Bien reçu par les critiques (comme c'est souvent le cas pour ce réalisateur), le dernier film de Pierre Salvadori, après "De vrais mensonges" (en 2010) représente indéniablement un virage dans l'oeuvre de ce metteur en scène. Si ses précédents longs métrages portaient une dose importante de comédie, tout en gardant une dimension sociale et humaine, "Dans la cour" est plus un drame qu'une comédie, malgré quelques moments amusants. Le portrait en creux qu'il brosse de notre société, par le biais de la population de la dite cour, n'incite guère à la crampe des zygomatiques. Mais c'est pour mieux faire vibrer le cœur du spectateur. Car s'il est une chose certaine, chez Pierre Salvadori, c'est l'amour qu'il porte à ses personnages, élément que l'on avait déjà capté dès ses tout premiers films (souvenez-vous du délicieux "Cible émouvante"). Pour transposer à l'écran cet attachement, il pose sa caméra tout en douceur à hauteur de femme et d'homme, pour donner à ses acteurs toute la latitude nécessaire. 

Dire que les comédiens sont remarquables tient de l'euphémisme : Catherine Deneuve tient là son
meilleur rôle depuis longtemps, avec un personnage qui lui permet d'assumer pleinement son âge et les fissures qui vont de pair. Face à elle, Gustave Kervern, à mille lieues de ses pitreries de Groland, se glisse merveilleusement dans la peau d'Antoine, lui apportant une bonhomie mélancolique inattendue. A leurs côtés, le trop rare Féodor Atkine et l'étonnant Pio Marmaï sont également au diapason, et servent justement une belle partition.

Alors, pourquoi pareil insuccès ? Est-ce parce que "Dans la cour" a été vendu comme une comédie et n'en était pas réellement une ? Ou parce que les films de Pierre Salvadori peuvent sembler réservés à un public averti (ce qui est totalement faux) ? J'avoue être en peine d'expliquer pourquoi ce film n'a pas eu plus de succès dans les salles. Pour une fois qu'un film français mérite d'être vu, parce qu'il parle intelligemment de notre monde et de notre vie, il reste surprenant que le public passe à côté...
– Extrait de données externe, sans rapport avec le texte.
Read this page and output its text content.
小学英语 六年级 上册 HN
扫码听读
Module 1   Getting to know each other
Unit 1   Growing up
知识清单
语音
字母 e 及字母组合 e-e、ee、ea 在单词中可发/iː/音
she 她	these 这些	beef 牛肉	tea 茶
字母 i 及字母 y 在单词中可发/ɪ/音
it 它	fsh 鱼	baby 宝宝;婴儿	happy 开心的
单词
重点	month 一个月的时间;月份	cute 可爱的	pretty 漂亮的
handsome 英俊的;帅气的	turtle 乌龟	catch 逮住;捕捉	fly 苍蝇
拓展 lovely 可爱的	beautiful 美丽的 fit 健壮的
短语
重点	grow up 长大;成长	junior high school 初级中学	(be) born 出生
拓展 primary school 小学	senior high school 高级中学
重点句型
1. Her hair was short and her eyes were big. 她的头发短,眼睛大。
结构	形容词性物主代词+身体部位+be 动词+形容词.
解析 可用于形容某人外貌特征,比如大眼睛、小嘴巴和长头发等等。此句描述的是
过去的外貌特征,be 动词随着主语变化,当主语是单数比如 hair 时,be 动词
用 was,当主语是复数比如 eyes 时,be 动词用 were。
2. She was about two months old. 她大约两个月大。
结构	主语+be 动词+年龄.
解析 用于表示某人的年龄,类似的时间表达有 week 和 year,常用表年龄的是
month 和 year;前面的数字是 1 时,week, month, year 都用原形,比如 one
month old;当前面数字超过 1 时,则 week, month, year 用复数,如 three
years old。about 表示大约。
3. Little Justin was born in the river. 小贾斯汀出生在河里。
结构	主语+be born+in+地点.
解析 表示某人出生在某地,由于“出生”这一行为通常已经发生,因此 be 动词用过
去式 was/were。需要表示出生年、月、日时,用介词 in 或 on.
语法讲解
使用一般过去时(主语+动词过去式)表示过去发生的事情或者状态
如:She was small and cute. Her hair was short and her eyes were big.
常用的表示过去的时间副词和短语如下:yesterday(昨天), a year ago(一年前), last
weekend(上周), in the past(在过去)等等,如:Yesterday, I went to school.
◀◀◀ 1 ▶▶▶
Une dernière explication (et sans doute la plus valable) à l'échec de ce touchant petit film est à mettre au compte du calendrier. "Dans la cour" sortit sur les grands écrans une semaine après "Qu'est-ce qu'on a a fait au bon dieu ?". Dans l'ombre de cet immense succès (mérité ou non, la question reste posée) du cinéma français, il lui était sans doute difficile de s'en sortir avec les honneurs. On se réfugiera dans cette dernière explication : il est difficile de croire que le public français (connu pour son bon goût) ait délibérément boudé un si joli film.